UK firm to set up polo club at Dubailand

Dubai's ambitious Dh18 billion development Dubailand has received a huge boost with the news that British company Plantation Holdings plans to set up a vast upscale equestrian and polo facility within the project.


Salem bin Dasmal, chief executive of Dubai Tour-ism Development Co, which manages Dubailand - he is also the ddia's deputy director general - welcomed the news.


Bin Dasmal said that the two billion square feet Dubailand has been launched by dubai tour-ism development co, a subsidiary of Ddia with the aim of providing the most comprehensive leisure, tourism and entertainment facilities for this region, and perhaps the world. 


"The aim was not only to provide a facility that would boost tourist flows to Dubai from the present 5 million visitors a year to 15 million by 2010 - but dubai Tourism Development Co has been tasked to facilitate inward investments.


"We are happy to announce that with international investors such as Plantation Holdings, we are on the way."


The british investors will set up the plantation equestrian and polo club at dubailand. "We are aware that Dubailand is looking for the very best," said Arthur Fitzwilliam, managing director of Plantation Holdings. 


"We promise that the facility, which we will create, will be a benchmark for the equestrian world. "Dubai already has internationally acknowledged equestrian credentials.

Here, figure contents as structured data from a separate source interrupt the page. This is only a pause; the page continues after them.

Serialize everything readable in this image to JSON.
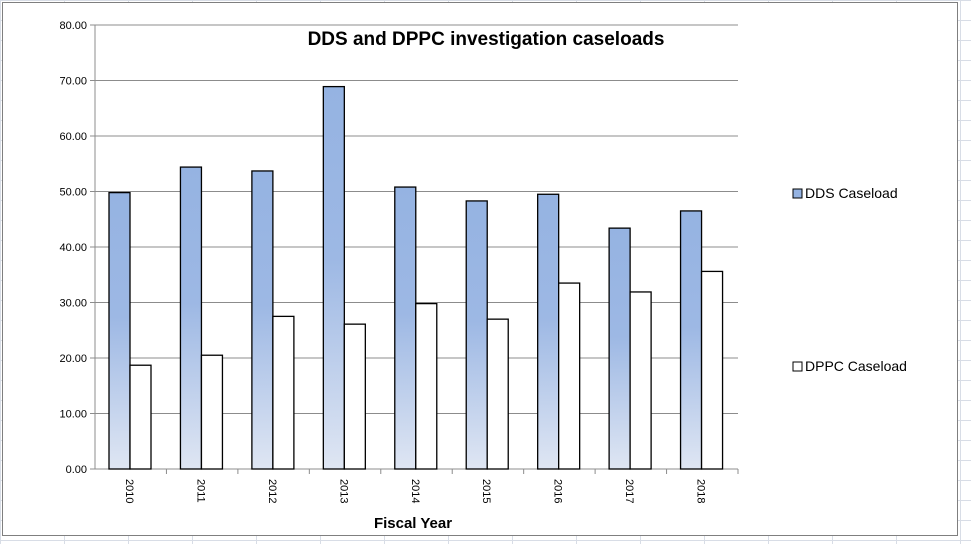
{
  "chart_data": {
    "type": "bar",
    "title": "DDS and DPPC investigation caseloads",
    "xlabel": "Fiscal Year",
    "ylabel": "",
    "ylim": [
      0,
      80
    ],
    "yticks": [
      "0.00",
      "10.00",
      "20.00",
      "30.00",
      "40.00",
      "50.00",
      "60.00",
      "70.00",
      "80.00"
    ],
    "grid": true,
    "legend": "right",
    "categories": [
      "2010",
      "2011",
      "2012",
      "2013",
      "2014",
      "2015",
      "2016",
      "2017",
      "2018"
    ],
    "series": [
      {
        "name": "DDS Caseload",
        "values": [
          49.8,
          54.4,
          53.7,
          68.9,
          50.8,
          48.3,
          49.5,
          43.4,
          46.5
        ],
        "color": "#95b3e2"
      },
      {
        "name": "DPPC Caseload",
        "values": [
          18.7,
          20.5,
          27.5,
          26.1,
          29.8,
          27.0,
          33.5,
          31.9,
          35.6
        ],
        "color": "#ffffff"
      }
    ]
  }
}
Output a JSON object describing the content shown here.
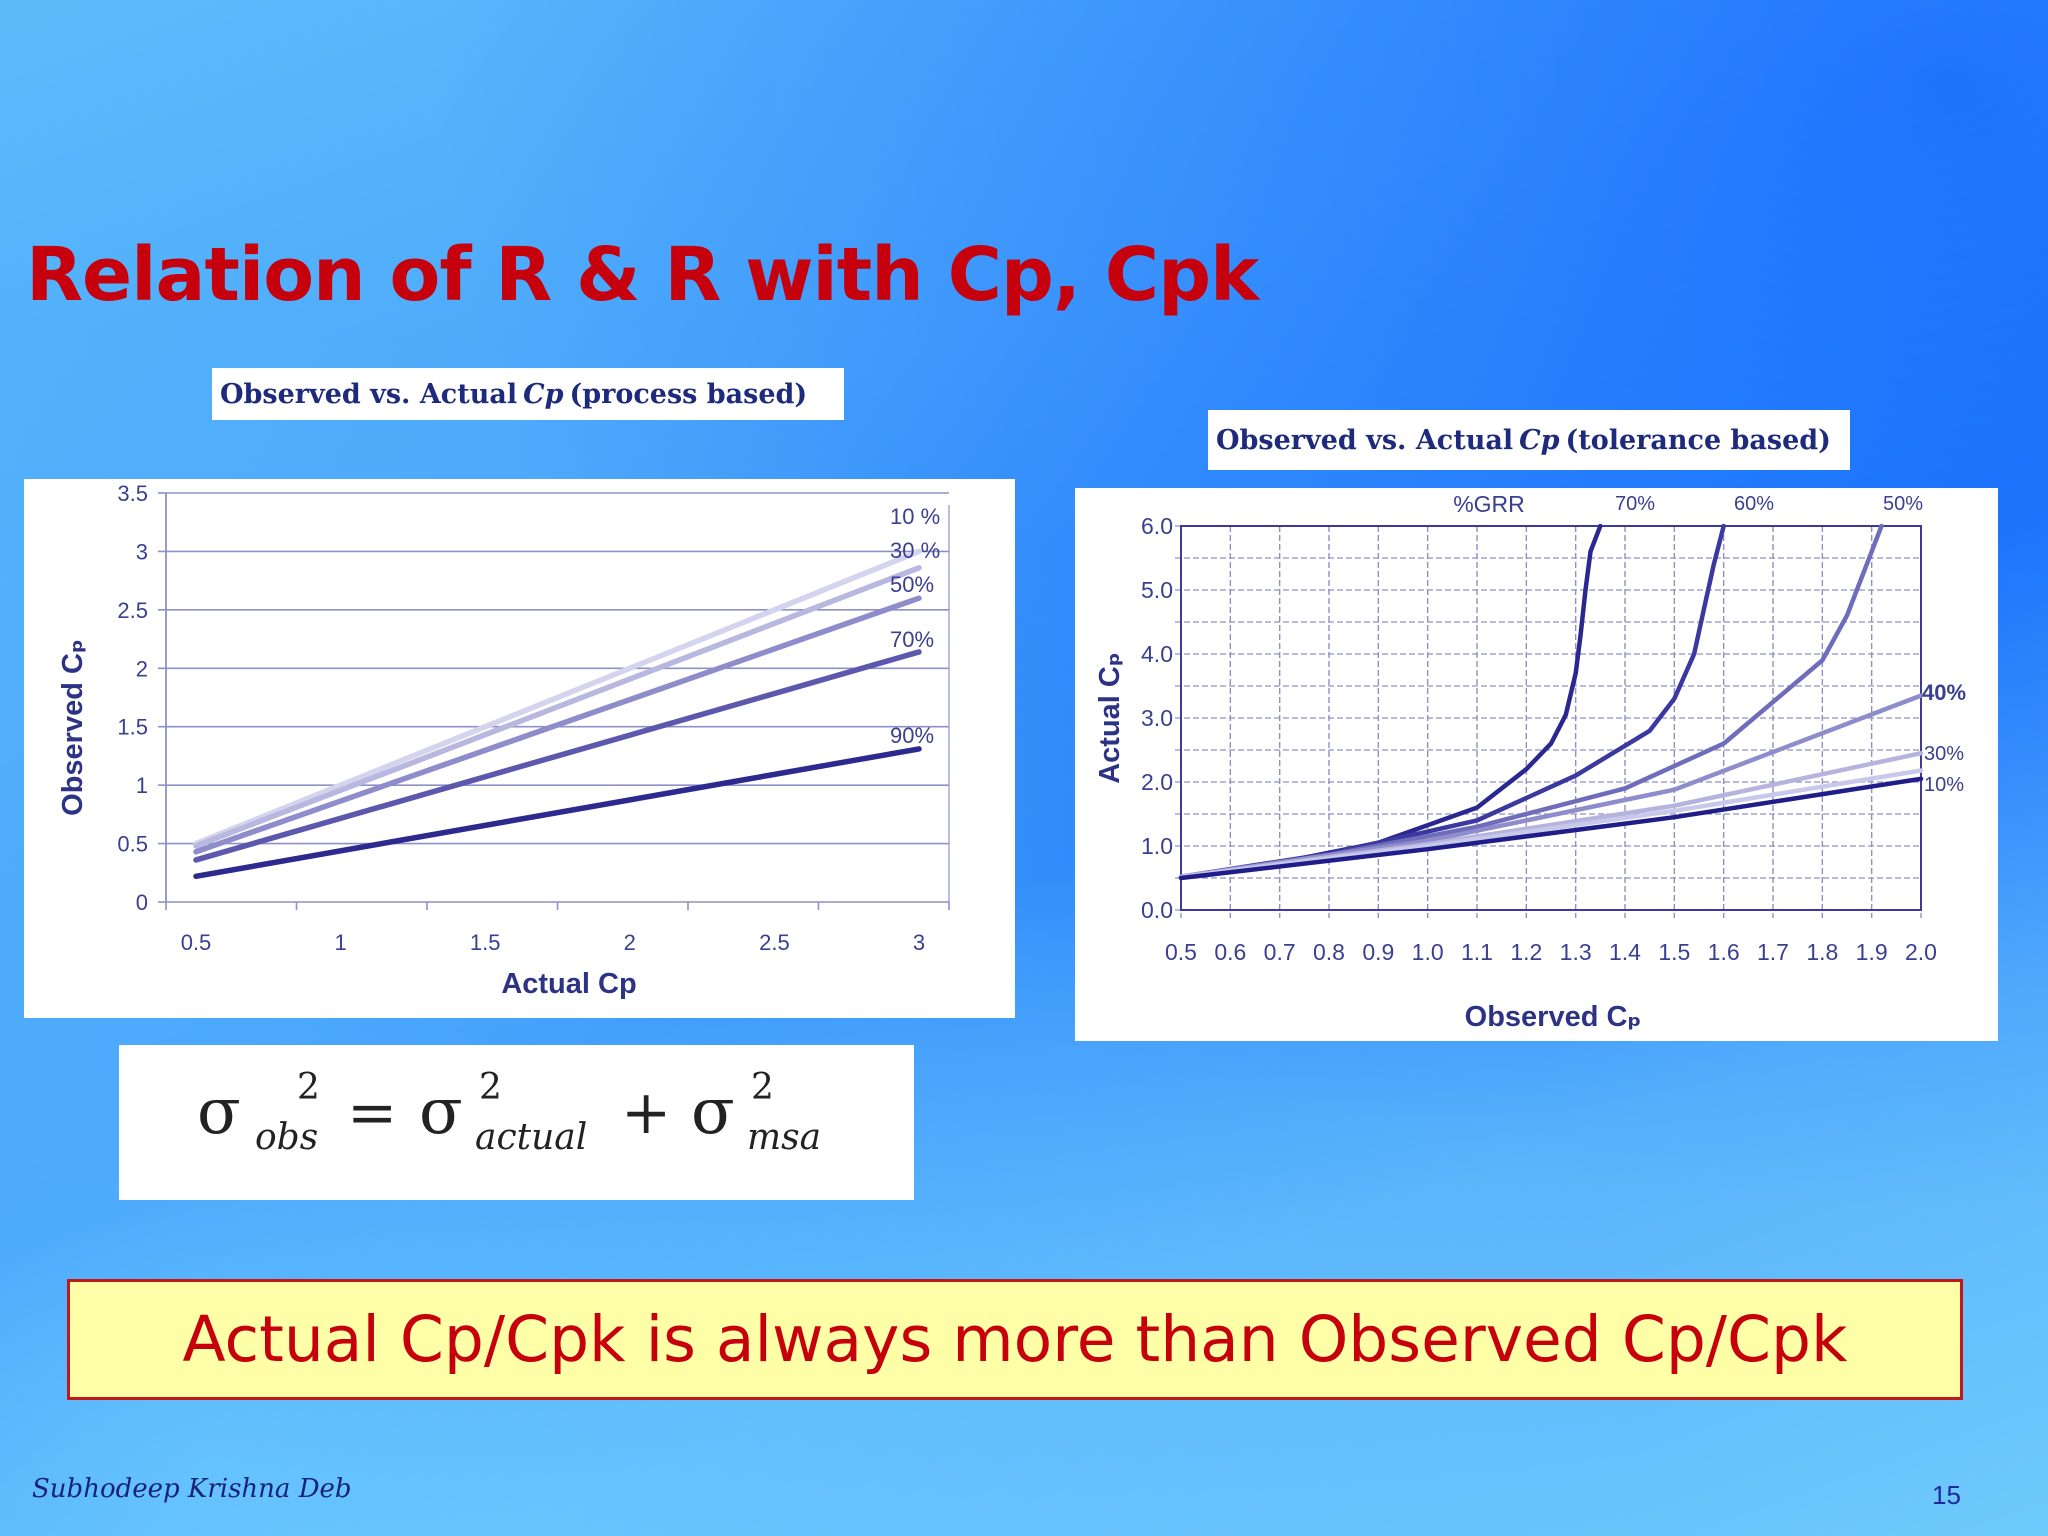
{
  "slide": {
    "title": "Relation of R & R with Cp, Cpk",
    "author": "Subhodeep Krishna Deb",
    "page_number": "15",
    "highlight": "Actual Cp/Cpk is always more than Observed Cp/Cpk"
  },
  "captions": {
    "left": {
      "prefix": "Observed vs. Actual",
      "italic": "Cp",
      "suffix": "(process based)"
    },
    "right": {
      "prefix": "Observed vs. Actual",
      "italic": "Cp",
      "suffix": "(tolerance based)"
    }
  },
  "formula": {
    "base": "σ",
    "exponent": "2",
    "sub_obs": "obs",
    "sub_actual": "actual",
    "sub_msa": "msa",
    "equals": "=",
    "plus": "+"
  },
  "colors": {
    "title": "#c6000d",
    "highlight_bg": "#ffffa8",
    "highlight_border": "#c21818",
    "grid": "#8f90c8",
    "axis_text": "#3b3f8f"
  },
  "chart_data": [
    {
      "type": "line",
      "xlabel": "Actual Cp",
      "ylabel": "Observed Cₚ",
      "xlim": [
        0.5,
        3
      ],
      "ylim": [
        0,
        3.5
      ],
      "x_ticks": [
        "0.5",
        "1",
        "1.5",
        "2",
        "2.5",
        "3"
      ],
      "y_ticks": [
        "0",
        "0.5",
        "1",
        "1.5",
        "2",
        "2.5",
        "3",
        "3.5"
      ],
      "grid": true,
      "series": [
        {
          "name": "10 %",
          "color": "#d4d4ee",
          "x": [
            0.5,
            3
          ],
          "y": [
            0.5,
            3.0
          ]
        },
        {
          "name": "30 %",
          "color": "#b7b7e0",
          "x": [
            0.5,
            3
          ],
          "y": [
            0.48,
            2.86
          ]
        },
        {
          "name": "50%",
          "color": "#8e8ccb",
          "x": [
            0.5,
            3
          ],
          "y": [
            0.43,
            2.6
          ]
        },
        {
          "name": "70%",
          "color": "#5c58ad",
          "x": [
            0.5,
            3
          ],
          "y": [
            0.36,
            2.14
          ]
        },
        {
          "name": "90%",
          "color": "#2d2a8f",
          "x": [
            0.5,
            3
          ],
          "y": [
            0.22,
            1.31
          ]
        }
      ]
    },
    {
      "type": "line",
      "xlabel": "Observed Cₚ",
      "ylabel": "Actual Cₚ",
      "xlim": [
        0.5,
        2.0
      ],
      "ylim": [
        0.0,
        6.0
      ],
      "x_ticks": [
        "0.5",
        "0.6",
        "0.7",
        "0.8",
        "0.9",
        "1.0",
        "1.1",
        "1.2",
        "1.3",
        "1.4",
        "1.5",
        "1.6",
        "1.7",
        "1.8",
        "1.9",
        "2.0"
      ],
      "y_ticks": [
        "0.0",
        "1.0",
        "2.0",
        "3.0",
        "4.0",
        "5.0",
        "6.0"
      ],
      "grid": true,
      "top_label": "%GRR",
      "series": [
        {
          "name": "70%",
          "color": "#2a2890",
          "x": [
            0.5,
            0.7,
            0.9,
            1.1,
            1.2,
            1.25,
            1.28,
            1.3,
            1.31,
            1.32,
            1.33,
            1.35
          ],
          "y": [
            0.51,
            0.74,
            1.05,
            1.6,
            2.2,
            2.6,
            3.05,
            3.7,
            4.3,
            5.0,
            5.6,
            6.0
          ]
        },
        {
          "name": "60%",
          "color": "#3b38a0",
          "x": [
            0.5,
            0.8,
            1.1,
            1.3,
            1.45,
            1.5,
            1.54,
            1.56,
            1.58,
            1.6
          ],
          "y": [
            0.52,
            0.88,
            1.4,
            2.1,
            2.8,
            3.3,
            4.0,
            4.7,
            5.4,
            6.0
          ]
        },
        {
          "name": "50%",
          "color": "#6f6cbc",
          "x": [
            0.5,
            0.8,
            1.1,
            1.4,
            1.6,
            1.8,
            1.85,
            1.9,
            1.92
          ],
          "y": [
            0.52,
            0.86,
            1.3,
            1.9,
            2.6,
            3.9,
            4.6,
            5.6,
            6.0
          ]
        },
        {
          "name": "40%",
          "color": "#8e8cca",
          "x": [
            0.5,
            1.0,
            1.5,
            2.0
          ],
          "y": [
            0.52,
            1.08,
            1.88,
            3.35
          ]
        },
        {
          "name": "30%",
          "color": "#b6b4df",
          "x": [
            0.5,
            1.0,
            1.5,
            2.0
          ],
          "y": [
            0.52,
            1.03,
            1.63,
            2.45
          ]
        },
        {
          "name": "10%",
          "color": "#c8c8ea",
          "x": [
            0.5,
            1.0,
            1.5,
            2.0
          ],
          "y": [
            0.51,
            1.0,
            1.55,
            2.18
          ]
        },
        {
          "name": "",
          "color": "#1f1d88",
          "x": [
            0.5,
            1.0,
            1.5,
            2.0
          ],
          "y": [
            0.5,
            0.95,
            1.45,
            2.05
          ]
        }
      ]
    }
  ]
}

Its horse training facilities are the envy of many and the Dubai World Cup as well as being the world's richest horse race is a major social event.


"We intend to complement and add to that reputation."

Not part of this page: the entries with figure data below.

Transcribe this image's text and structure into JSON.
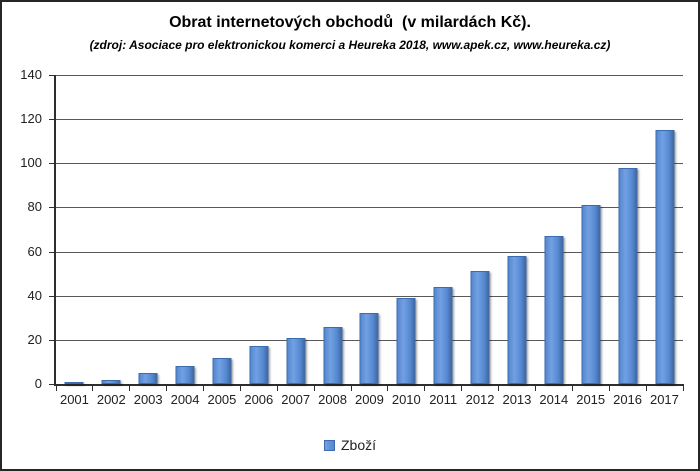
{
  "chart_data": {
    "type": "bar",
    "title": "Obrat internetových obchodů  (v milardách Kč).",
    "subtitle": "(zdroj: Asociace pro elektronickou komerci  a Heureka 2018, www.apek.cz, www.heureka.cz)",
    "categories": [
      "2001",
      "2002",
      "2003",
      "2004",
      "2005",
      "2006",
      "2007",
      "2008",
      "2009",
      "2010",
      "2011",
      "2012",
      "2013",
      "2014",
      "2015",
      "2016",
      "2017"
    ],
    "series": [
      {
        "name": "Zboží",
        "values": [
          1,
          2,
          5,
          8,
          12,
          17,
          21,
          26,
          32,
          39,
          44,
          51,
          58,
          67,
          81,
          98,
          115
        ]
      }
    ],
    "xlabel": "",
    "ylabel": "",
    "ylim": [
      0,
      140
    ],
    "yticks": [
      0,
      20,
      40,
      60,
      80,
      100,
      120,
      140
    ],
    "grid": true,
    "legend_position": "bottom",
    "colors": {
      "bar_fill": "#5588D1",
      "bar_fill_light": "#72A0E2",
      "bar_fill_dark": "#41699F",
      "bar_border": "#3E6BAD",
      "gridline": "#595959",
      "axis": "#2E2E2E",
      "text": "#212121"
    }
  }
}
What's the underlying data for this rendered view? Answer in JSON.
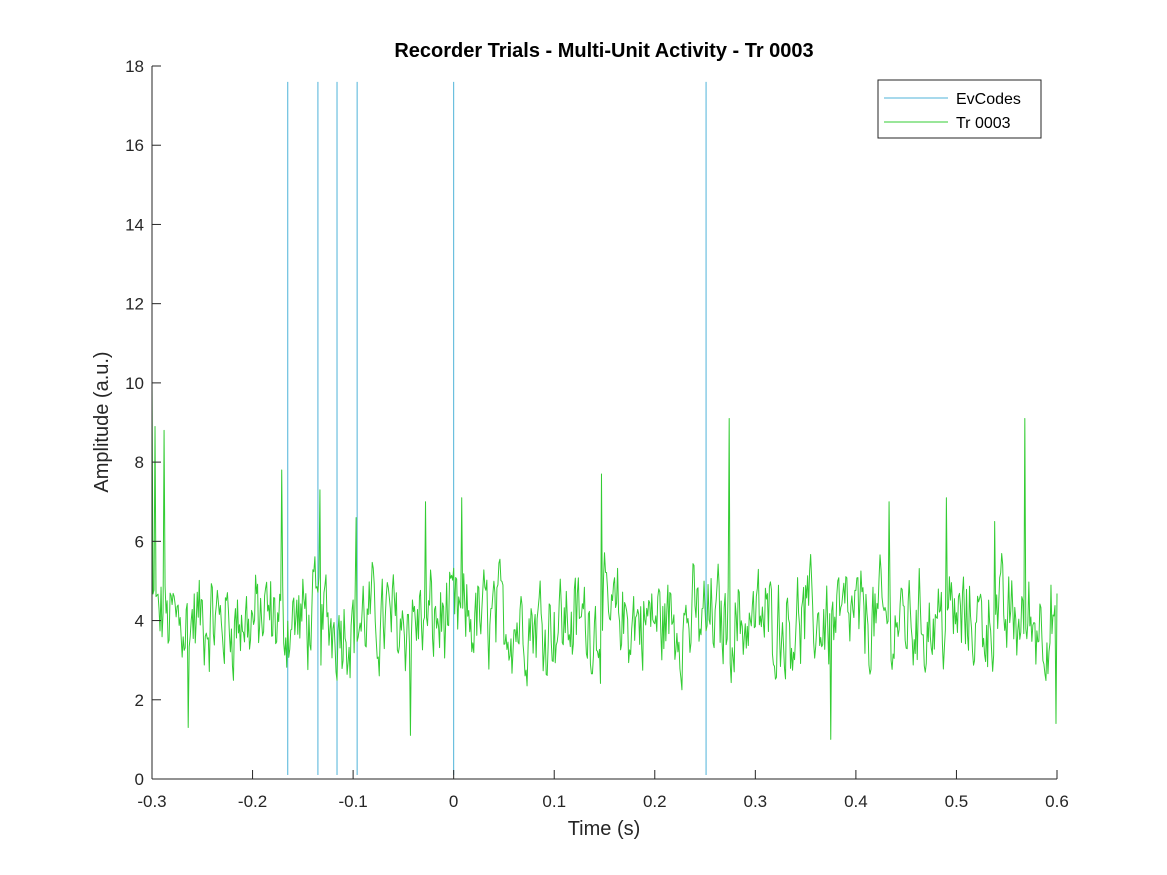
{
  "chart_data": {
    "type": "line",
    "title": "Recorder Trials - Multi-Unit Activity - Tr 0003",
    "xlabel": "Time (s)",
    "ylabel": "Amplitude (a.u.)",
    "xlim": [
      -0.3,
      0.6
    ],
    "ylim": [
      0,
      18
    ],
    "xticks": [
      -0.3,
      -0.2,
      -0.1,
      0,
      0.1,
      0.2,
      0.3,
      0.4,
      0.5,
      0.6
    ],
    "xtick_labels": [
      "-0.3",
      "-0.2",
      "-0.1",
      "0",
      "0.1",
      "0.2",
      "0.3",
      "0.4",
      "0.5",
      "0.6"
    ],
    "yticks": [
      0,
      2,
      4,
      6,
      8,
      10,
      12,
      14,
      16,
      18
    ],
    "ytick_labels": [
      "0",
      "2",
      "4",
      "6",
      "8",
      "10",
      "12",
      "14",
      "16",
      "18"
    ],
    "grid": false,
    "legend_position": "top-right",
    "colors": {
      "evcodes": "#4FB3D9",
      "trace": "#33CC33",
      "axis": "#262626"
    },
    "series": [
      {
        "name": "EvCodes",
        "kind": "vertical-lines",
        "x": [
          -0.165,
          -0.135,
          -0.116,
          -0.096,
          0.0,
          0.251
        ],
        "y_range": [
          0.1,
          17.6
        ]
      },
      {
        "name": "Tr 0003",
        "kind": "line",
        "x_start": -0.3,
        "x_end": 0.6,
        "sample_count": 901,
        "baseline_mean": 4.0,
        "peaks": [
          {
            "x": -0.3,
            "y": 10.0
          },
          {
            "x": -0.297,
            "y": 8.9
          },
          {
            "x": -0.288,
            "y": 8.8
          },
          {
            "x": -0.264,
            "y": 1.3
          },
          {
            "x": -0.171,
            "y": 7.8
          },
          {
            "x": -0.133,
            "y": 7.3
          },
          {
            "x": -0.097,
            "y": 6.6
          },
          {
            "x": -0.043,
            "y": 1.1
          },
          {
            "x": -0.028,
            "y": 7.0
          },
          {
            "x": 0.008,
            "y": 7.1
          },
          {
            "x": 0.147,
            "y": 7.7
          },
          {
            "x": 0.274,
            "y": 9.1
          },
          {
            "x": 0.375,
            "y": 1.0
          },
          {
            "x": 0.433,
            "y": 7.0
          },
          {
            "x": 0.49,
            "y": 7.1
          },
          {
            "x": 0.538,
            "y": 6.5
          },
          {
            "x": 0.568,
            "y": 9.1
          },
          {
            "x": 0.599,
            "y": 1.4
          }
        ]
      }
    ]
  }
}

Bin Dasmal said the plantation equestrian and polo club will house one of the world's largest equestrian facilities, sited on 14.5 million square feet of luxuriously landscaped grounds. 


"There will be air-conditioned stabling for 800 horses and world-class facilities for show jumping, dressage, cross-country, endurance and polo along with the recreational riding," he said. 


The facility will be staffed with the best international instructors for all equestrian disciplines. The four polo fields will enable the playing not only of high goal polo, but will allow the simultaneous scheduling of beginner games.


The polo academy will further encourage and develop the growth of the sport amongst the local population and provide enthusiasts from all over the world an opportunity to participate in the sport on the arabian Peninsula. 


To further enhance the riding pleasure of the members and their guests, the club will have two luxurious club houses, one for the equestrian and one for the polo community. These will house a variety of restaurants and shops for the whole family to enjoy.


"To enable international visitors to fully appreciate the facilities at the complex, we have given permission to the promoters to build a five-star dedicated resort on the grounds, so that enthusiasts can be close to their favourite sport and also enjoy the other vacation options that Dubai has to offer," Bin Dasmal said.


----------